Things fall apart, people disappoint, hearts break, hope dies…we are left with the breaches, breaks, and torn seams. Now what? Where do we go from here?
Things don’t fix themselves, people don’t always change, hearts don’t heal well on their own and hope needs resurrected. So…
Once more into the breach
Once more unto the breach, dear friends, once more;
Or close the wall up with our English dead.
In peace there’s nothing so becomes a man
As modest stillness and humility;
But when the blast of war blows in our ears,
Then imitate the action of the tiger. . . .
‘Once more unto the breach, dear friends, once more’ – is from the ‘Cry God for Harry, England, and Saint George!’ speech of Shakespeare’s Henry V, Act III, 1598. The breach in question is the gap in the wall of the city of Harfleur, which the English army held under siege. Henry was encouraging his troops to attack the city again, even if they have to ‘close the wall with English dead’.

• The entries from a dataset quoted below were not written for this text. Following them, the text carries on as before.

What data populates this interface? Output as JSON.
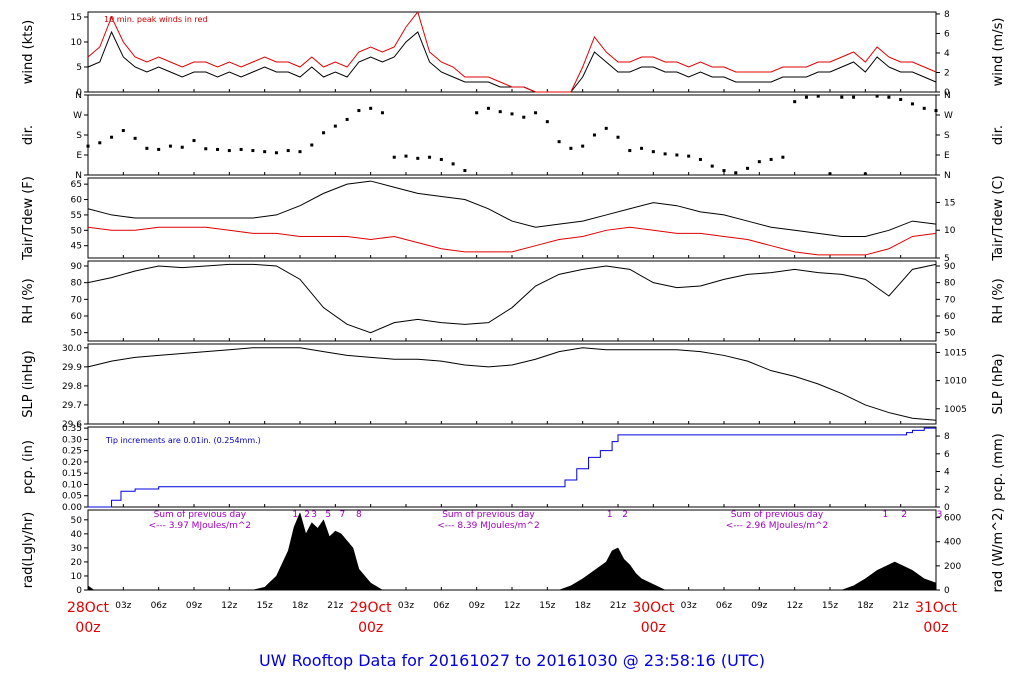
{
  "title": "UW Rooftop Data for 20161027  to  20161030 @ 23:58:16  (UTC)",
  "colors": {
    "black": "#000000",
    "red": "#e00000",
    "blue": "#0000e0",
    "purple": "#a000c0"
  },
  "time_axis": {
    "range_hours": [
      0,
      72
    ],
    "hour_labels": [
      "03z",
      "06z",
      "09z",
      "12z",
      "15z",
      "18z",
      "21z",
      "03z",
      "06z",
      "09z",
      "12z",
      "15z",
      "18z",
      "21z",
      "03z",
      "06z",
      "09z",
      "12z",
      "15z",
      "18z",
      "21z"
    ],
    "hour_positions": [
      3,
      6,
      9,
      12,
      15,
      18,
      21,
      27,
      30,
      33,
      36,
      39,
      42,
      45,
      51,
      54,
      57,
      60,
      63,
      66,
      69
    ],
    "day_labels": [
      {
        "hour": 0,
        "top": "28Oct",
        "bottom": "00z"
      },
      {
        "hour": 24,
        "top": "29Oct",
        "bottom": "00z"
      },
      {
        "hour": 48,
        "top": "30Oct",
        "bottom": "00z"
      },
      {
        "hour": 72,
        "top": "31Oct",
        "bottom": "00z"
      }
    ]
  },
  "panels": [
    {
      "id": "wind",
      "left_label": "wind (kts)",
      "right_label": "wind (m/s)",
      "left_ticks": [
        "0",
        "5",
        "10",
        "15"
      ],
      "right_ticks": [
        "0",
        "2",
        "4",
        "6",
        "8"
      ],
      "annotation": "10 min. peak winds in red"
    },
    {
      "id": "dir",
      "left_label": "dir.",
      "right_label": "dir.",
      "left_ticks": [
        "N",
        "E",
        "S",
        "W",
        "N"
      ],
      "right_ticks": [
        "N",
        "E",
        "S",
        "W",
        "N"
      ]
    },
    {
      "id": "temp",
      "left_label": "Tair/Tdew (F)",
      "right_label": "Tair/Tdew (C)",
      "left_ticks": [
        "45",
        "50",
        "55",
        "60",
        "65"
      ],
      "right_ticks": [
        "5",
        "10",
        "15"
      ]
    },
    {
      "id": "rh",
      "left_label": "RH (%)",
      "right_label": "RH (%)",
      "left_ticks": [
        "50",
        "60",
        "70",
        "80",
        "90"
      ],
      "right_ticks": [
        "50",
        "60",
        "70",
        "80",
        "90"
      ]
    },
    {
      "id": "slp",
      "left_label": "SLP (inHg)",
      "right_label": "SLP (hPa)",
      "left_ticks": [
        "29.6",
        "29.7",
        "29.8",
        "29.9",
        "30.0"
      ],
      "right_ticks": [
        "1005",
        "1010",
        "1015"
      ]
    },
    {
      "id": "pcp",
      "left_label": "pcp. (in)",
      "right_label": "pcp. (mm)",
      "left_ticks": [
        "0.00",
        "0.05",
        "0.10",
        "0.15",
        "0.20",
        "0.25",
        "0.30",
        "0.35"
      ],
      "right_ticks": [
        "0",
        "2",
        "4",
        "6",
        "8"
      ],
      "annotation": "Tip increments are 0.01in. (0.254mm.)"
    },
    {
      "id": "rad",
      "left_label": "rad(Lgly/hr)",
      "right_label": "rad (W/m^2)",
      "left_ticks": [
        "0",
        "10",
        "20",
        "30",
        "40",
        "50"
      ],
      "right_ticks": [
        "0",
        "200",
        "400",
        "600"
      ]
    }
  ],
  "rad_annotations": [
    {
      "hour": 9.5,
      "line1": "Sum of previous day",
      "line2": "<--- 3.97 MJoules/m^2"
    },
    {
      "hour": 34,
      "line1": "Sum of previous day",
      "line2": "<--- 8.39 MJoules/m^2"
    },
    {
      "hour": 58.5,
      "line1": "Sum of previous day",
      "line2": "<--- 2.96 MJoules/m^2"
    }
  ],
  "rad_hour_marks": [
    {
      "hour": 17.6,
      "text": "1"
    },
    {
      "hour": 18.6,
      "text": "2"
    },
    {
      "hour": 19.2,
      "text": "3"
    },
    {
      "hour": 20.4,
      "text": "5"
    },
    {
      "hour": 21.6,
      "text": "7"
    },
    {
      "hour": 23.0,
      "text": "8"
    },
    {
      "hour": 44.3,
      "text": "1"
    },
    {
      "hour": 45.6,
      "text": "2"
    },
    {
      "hour": 67.7,
      "text": "1"
    },
    {
      "hour": 69.3,
      "text": "2"
    },
    {
      "hour": 72.3,
      "text": "3"
    }
  ],
  "chart_data": {
    "type": "line",
    "x_unit": "hours since 28Oct 00z",
    "series": [
      {
        "panel": "wind",
        "color": "#000000",
        "x": [
          0,
          1,
          2,
          3,
          4,
          5,
          6,
          7,
          8,
          9,
          10,
          11,
          12,
          13,
          14,
          15,
          16,
          17,
          18,
          19,
          20,
          21,
          22,
          23,
          24,
          25,
          26,
          27,
          28,
          29,
          30,
          31,
          32,
          33,
          34,
          35,
          36,
          37,
          38,
          39,
          40,
          41,
          42,
          43,
          44,
          45,
          46,
          47,
          48,
          49,
          50,
          51,
          52,
          53,
          54,
          55,
          56,
          57,
          58,
          59,
          60,
          61,
          62,
          63,
          64,
          65,
          66,
          67,
          68,
          69,
          70,
          71,
          72
        ],
        "y": [
          5,
          6,
          12,
          7,
          5,
          4,
          5,
          4,
          3,
          4,
          4,
          3,
          4,
          3,
          4,
          5,
          4,
          4,
          3,
          5,
          3,
          4,
          3,
          6,
          7,
          6,
          7,
          10,
          12,
          6,
          4,
          3,
          2,
          2,
          2,
          1,
          1,
          1,
          0,
          0,
          0,
          0,
          3,
          8,
          6,
          4,
          4,
          5,
          5,
          4,
          4,
          3,
          4,
          3,
          3,
          2,
          2,
          2,
          2,
          3,
          3,
          3,
          4,
          4,
          5,
          6,
          4,
          7,
          5,
          4,
          4,
          3,
          2
        ]
      },
      {
        "panel": "wind",
        "color": "#e00000",
        "x": [
          0,
          1,
          2,
          3,
          4,
          5,
          6,
          7,
          8,
          9,
          10,
          11,
          12,
          13,
          14,
          15,
          16,
          17,
          18,
          19,
          20,
          21,
          22,
          23,
          24,
          25,
          26,
          27,
          28,
          29,
          30,
          31,
          32,
          33,
          34,
          35,
          36,
          37,
          38,
          39,
          40,
          41,
          42,
          43,
          44,
          45,
          46,
          47,
          48,
          49,
          50,
          51,
          52,
          53,
          54,
          55,
          56,
          57,
          58,
          59,
          60,
          61,
          62,
          63,
          64,
          65,
          66,
          67,
          68,
          69,
          70,
          71,
          72
        ],
        "y": [
          7,
          9,
          15,
          10,
          7,
          6,
          7,
          6,
          5,
          6,
          6,
          5,
          6,
          5,
          6,
          7,
          6,
          6,
          5,
          7,
          5,
          6,
          5,
          8,
          9,
          8,
          9,
          13,
          16,
          8,
          6,
          5,
          3,
          3,
          3,
          2,
          1,
          1,
          0,
          0,
          0,
          0,
          5,
          11,
          8,
          6,
          6,
          7,
          7,
          6,
          6,
          5,
          6,
          5,
          5,
          4,
          4,
          4,
          4,
          5,
          5,
          5,
          6,
          6,
          7,
          8,
          6,
          9,
          7,
          6,
          6,
          5,
          4
        ]
      },
      {
        "panel": "dir",
        "color": "#000000",
        "style": "dots",
        "x": [
          0,
          1,
          2,
          3,
          4,
          5,
          6,
          7,
          8,
          9,
          10,
          11,
          12,
          13,
          14,
          15,
          16,
          17,
          18,
          19,
          20,
          21,
          22,
          23,
          24,
          25,
          26,
          27,
          28,
          29,
          30,
          31,
          32,
          33,
          34,
          35,
          36,
          37,
          38,
          39,
          40,
          41,
          42,
          43,
          44,
          45,
          46,
          47,
          48,
          49,
          50,
          51,
          52,
          53,
          54,
          55,
          56,
          57,
          58,
          59,
          60,
          61,
          62,
          63,
          64,
          65,
          66,
          67,
          68,
          69,
          70,
          71,
          72
        ],
        "y": [
          130,
          145,
          170,
          200,
          165,
          120,
          115,
          130,
          125,
          155,
          118,
          115,
          110,
          115,
          110,
          105,
          100,
          110,
          105,
          135,
          190,
          220,
          250,
          290,
          300,
          280,
          80,
          85,
          75,
          80,
          70,
          50,
          20,
          280,
          300,
          285,
          275,
          260,
          280,
          240,
          150,
          120,
          130,
          180,
          210,
          170,
          110,
          120,
          105,
          95,
          90,
          85,
          70,
          40,
          20,
          10,
          30,
          60,
          70,
          80,
          330,
          350,
          355,
          5,
          350,
          350,
          5,
          355,
          350,
          340,
          320,
          300,
          290
        ]
      },
      {
        "panel": "temp",
        "name": "Tair",
        "color": "#000000",
        "x": [
          0,
          2,
          4,
          6,
          8,
          10,
          12,
          14,
          16,
          18,
          20,
          22,
          24,
          26,
          28,
          30,
          32,
          34,
          36,
          38,
          40,
          42,
          44,
          46,
          48,
          50,
          52,
          54,
          56,
          58,
          60,
          62,
          64,
          66,
          68,
          70,
          72
        ],
        "y": [
          57,
          55,
          54,
          54,
          54,
          54,
          54,
          54,
          55,
          58,
          62,
          65,
          66,
          64,
          62,
          61,
          60,
          57,
          53,
          51,
          52,
          53,
          55,
          57,
          59,
          58,
          56,
          55,
          53,
          51,
          50,
          49,
          48,
          48,
          50,
          53,
          52
        ]
      },
      {
        "panel": "temp",
        "name": "Tdew",
        "color": "#e00000",
        "x": [
          0,
          2,
          4,
          6,
          8,
          10,
          12,
          14,
          16,
          18,
          20,
          22,
          24,
          26,
          28,
          30,
          32,
          34,
          36,
          38,
          40,
          42,
          44,
          46,
          48,
          50,
          52,
          54,
          56,
          58,
          60,
          62,
          64,
          66,
          68,
          70,
          72
        ],
        "y": [
          51,
          50,
          50,
          51,
          51,
          51,
          50,
          49,
          49,
          48,
          48,
          48,
          47,
          48,
          46,
          44,
          43,
          43,
          43,
          45,
          47,
          48,
          50,
          51,
          50,
          49,
          49,
          48,
          47,
          45,
          43,
          42,
          42,
          42,
          44,
          48,
          49
        ]
      },
      {
        "panel": "rh",
        "color": "#000000",
        "x": [
          0,
          2,
          4,
          6,
          8,
          10,
          12,
          14,
          16,
          18,
          20,
          22,
          24,
          26,
          28,
          30,
          32,
          34,
          36,
          38,
          40,
          42,
          44,
          46,
          48,
          50,
          52,
          54,
          56,
          58,
          60,
          62,
          64,
          66,
          68,
          70,
          72
        ],
        "y": [
          80,
          83,
          87,
          90,
          89,
          90,
          91,
          91,
          90,
          82,
          65,
          55,
          50,
          56,
          58,
          56,
          55,
          56,
          65,
          78,
          85,
          88,
          90,
          88,
          80,
          77,
          78,
          82,
          85,
          86,
          88,
          86,
          85,
          82,
          72,
          88,
          91
        ]
      },
      {
        "panel": "slp",
        "color": "#000000",
        "x": [
          0,
          2,
          4,
          6,
          8,
          10,
          12,
          14,
          16,
          18,
          20,
          22,
          24,
          26,
          28,
          30,
          32,
          34,
          36,
          38,
          40,
          42,
          44,
          46,
          48,
          50,
          52,
          54,
          56,
          58,
          60,
          62,
          64,
          66,
          68,
          70,
          72
        ],
        "y": [
          29.9,
          29.93,
          29.95,
          29.96,
          29.97,
          29.98,
          29.99,
          30.0,
          30.0,
          30.0,
          29.98,
          29.96,
          29.95,
          29.94,
          29.94,
          29.93,
          29.91,
          29.9,
          29.91,
          29.94,
          29.98,
          30.0,
          29.99,
          29.99,
          29.99,
          29.99,
          29.98,
          29.96,
          29.93,
          29.88,
          29.85,
          29.81,
          29.76,
          29.7,
          29.66,
          29.63,
          29.62
        ]
      },
      {
        "panel": "pcp",
        "color": "#0000e0",
        "style": "step",
        "x": [
          0,
          0.5,
          1,
          2,
          2.8,
          4,
          6,
          8,
          10,
          12,
          14,
          16,
          18,
          20,
          22,
          24,
          26,
          28,
          30,
          32,
          34,
          36,
          38,
          40,
          40.5,
          41.5,
          42.5,
          43.5,
          44.5,
          45,
          46,
          48,
          50,
          52,
          54,
          56,
          58,
          60,
          62,
          64,
          66,
          68,
          69.5,
          70,
          71,
          72
        ],
        "y": [
          0,
          0,
          0,
          0.03,
          0.07,
          0.08,
          0.09,
          0.09,
          0.09,
          0.09,
          0.09,
          0.09,
          0.09,
          0.09,
          0.09,
          0.09,
          0.09,
          0.09,
          0.09,
          0.09,
          0.09,
          0.09,
          0.09,
          0.09,
          0.12,
          0.17,
          0.22,
          0.25,
          0.29,
          0.32,
          0.32,
          0.32,
          0.32,
          0.32,
          0.32,
          0.32,
          0.32,
          0.32,
          0.32,
          0.32,
          0.32,
          0.32,
          0.33,
          0.34,
          0.35,
          0.35
        ]
      },
      {
        "panel": "rad",
        "color": "#000000",
        "style": "area",
        "x": [
          0,
          0.5,
          14,
          15,
          16,
          17,
          17.5,
          18,
          18.5,
          19,
          19.5,
          20,
          20.5,
          21,
          21.5,
          22,
          22.5,
          23,
          24,
          25,
          40,
          41,
          42,
          43,
          44,
          44.5,
          45,
          45.5,
          46,
          46.5,
          47,
          48,
          49,
          64,
          65,
          66,
          67,
          68,
          68.5,
          69,
          69.5,
          70,
          71,
          72
        ],
        "y": [
          3,
          0,
          0,
          2,
          10,
          28,
          45,
          55,
          40,
          48,
          44,
          50,
          38,
          42,
          40,
          35,
          30,
          15,
          5,
          0,
          0,
          3,
          8,
          14,
          20,
          28,
          30,
          22,
          18,
          12,
          8,
          4,
          0,
          0,
          3,
          8,
          14,
          18,
          20,
          18,
          16,
          14,
          8,
          5
        ]
      }
    ]
  }
}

Quite the battle cry as we continue on our theme of intentional action with the thought of repairing the breach. We are going into the breach but what exactly is a breach?
What is a breach?
NOUN –1. an act of breaking or failing to observe a law, agreement, or code of conduct:“a breach of confidence”. 2. a gap in a wall, barrier, or defense, especially one made by an attacking army.
In our broader use of this word, we are talking about areas in our lives that have grown weak or weary with daily wear-and-tear or are broken down through some type of drama or trauma. Breaches that we have caused and breaches caused by others…
Repairing the Breach.
The repairing of a breach begins with one stitch.–HM
Ask yourself: Is there one thing that I can do differently?
Can I change my response/reaction?
Is there something/someone I need to let go of?
Is there something/someone I need to re-connect with?
In this remember, we can only change ourselves not another person and sometimes, not our situation–at least not right away…so “gird up your loins” and get ready to engage.
WARNING: Being intentional requires properly applied stubbornness.
Gird up your loins
Back in the days of the ancient Near East, both men and women wore flowing tunics. Around the tunic, they’d wear a belt or girdle. While tunics were comfortable and breezy, the hem of the tunic would often get in the way when a man was fighting or performing hard labor. So when ancient Hebrew men had to battle the Philistines, the men would lift the hem of their tunic up and tuck it into their girdle or tie it in a knot to keep it off the ground. The effect basically created a pair of shorts that provided more freedom of movement. Thus to tell someone to “gird up their loins” was to tell them to get ready for hard work or battle. It was the ancient way of saying “man up!”(or “woman up”)
The journey of a thousand miles begins with one step.–Lao Tzu
Where you are now is not where you must stay. The hurt, disappointment and fear doesn’t define you. We are being intentional and forward thinking.
Start where you are–with what you have.
Be stubborn. Be intentional. Gird up your loins.
Each morning, and as often as is necessary, look into a mirror and say to yourself…
Once more into the breach, dear friend, once more.
Heidi Mull, re-thinking, repairing , and girding (as needed).